OREANDA-NEWS  Yahoo News Japan users criticized Japanese Prime Minister Sanae Takaichi for statements about "resolving the problem of belonging" to the southern ridge of the Kuril Islands.

"There is no chance of the return of the northern territories. Not in this life. Japan has been so diligently antagonizing the Russian Federation that it will no longer be possible to resolve the issue," the first reader suggested.

"Talking to the public again. Sanae Takaichi is just trying to attract media attention with her alleged determination. She won't get anywhere. Our new prime minister is not able to stand up to Vladimir Putin," another commentator noted.

"Why waste your energy on something that can't be done? Russia is one hundred percent likely not to give us the islands," said a third user.

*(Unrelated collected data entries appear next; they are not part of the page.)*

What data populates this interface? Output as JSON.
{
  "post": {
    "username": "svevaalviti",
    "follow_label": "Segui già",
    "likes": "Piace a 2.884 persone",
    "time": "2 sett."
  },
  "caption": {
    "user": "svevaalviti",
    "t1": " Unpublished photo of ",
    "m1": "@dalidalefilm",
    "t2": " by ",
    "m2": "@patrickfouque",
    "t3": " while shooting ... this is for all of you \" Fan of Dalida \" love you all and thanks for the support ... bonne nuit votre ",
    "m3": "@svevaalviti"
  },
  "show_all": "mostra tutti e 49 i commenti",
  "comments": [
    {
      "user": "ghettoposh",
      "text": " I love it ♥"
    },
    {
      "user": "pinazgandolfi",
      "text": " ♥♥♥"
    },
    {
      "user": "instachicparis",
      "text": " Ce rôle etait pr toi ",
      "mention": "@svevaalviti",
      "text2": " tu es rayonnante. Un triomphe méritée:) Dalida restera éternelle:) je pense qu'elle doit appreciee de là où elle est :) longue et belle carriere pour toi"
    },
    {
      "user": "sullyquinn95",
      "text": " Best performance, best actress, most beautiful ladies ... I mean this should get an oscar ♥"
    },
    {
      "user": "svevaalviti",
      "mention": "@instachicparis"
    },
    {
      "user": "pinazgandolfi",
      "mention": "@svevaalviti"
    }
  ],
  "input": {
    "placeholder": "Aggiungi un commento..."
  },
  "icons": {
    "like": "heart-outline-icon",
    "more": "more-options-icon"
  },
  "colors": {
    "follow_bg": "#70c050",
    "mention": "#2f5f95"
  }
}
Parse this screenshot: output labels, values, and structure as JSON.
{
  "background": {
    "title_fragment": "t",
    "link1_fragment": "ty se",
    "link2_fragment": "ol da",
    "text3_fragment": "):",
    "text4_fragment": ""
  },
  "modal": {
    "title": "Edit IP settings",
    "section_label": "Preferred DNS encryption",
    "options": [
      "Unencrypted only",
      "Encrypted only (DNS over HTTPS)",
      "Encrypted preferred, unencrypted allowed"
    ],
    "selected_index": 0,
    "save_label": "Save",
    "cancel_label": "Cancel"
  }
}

"You shouldn't expect much from Sanae Takaichi. I can already imagine how her rash actions have a negative impact on diplomatic relations with the Russian Federation. We should not anger Moscow, our bureaucrats should still go there to apologize," the readers summed up.

Relations between Russia and Japan have been marred for many years by the absence of a peace treaty. In 1956, the USSR and Japan signed a joint declaration in which Moscow agreed to consider the possibility of transferring Habomai and Shikotan to Japan after the conclusion of a peace treaty, and the fate of Kunashir and Iturup was not affected. The USSR hoped that the joint declaration would put an end to the dispute, while Japan considered the document only part of the solution to the problem, without renouncing claims to all the islands.

Subsequent negotiations led to nothing, and a peace treaty was never signed after the end of World War II. There is a point of view that serious opposition arose from the United States, which threatened that if Japan agreed to transfer only two of the four islands to it, this would affect the process of returning Okinawa to Japanese sovereignty (the Agreement on the Return of Okinawa to Japan entered into force in 1972). Moscow's position is that the islands became part of the USSR following the Second World War and Russia's sovereignty over them is beyond doubt.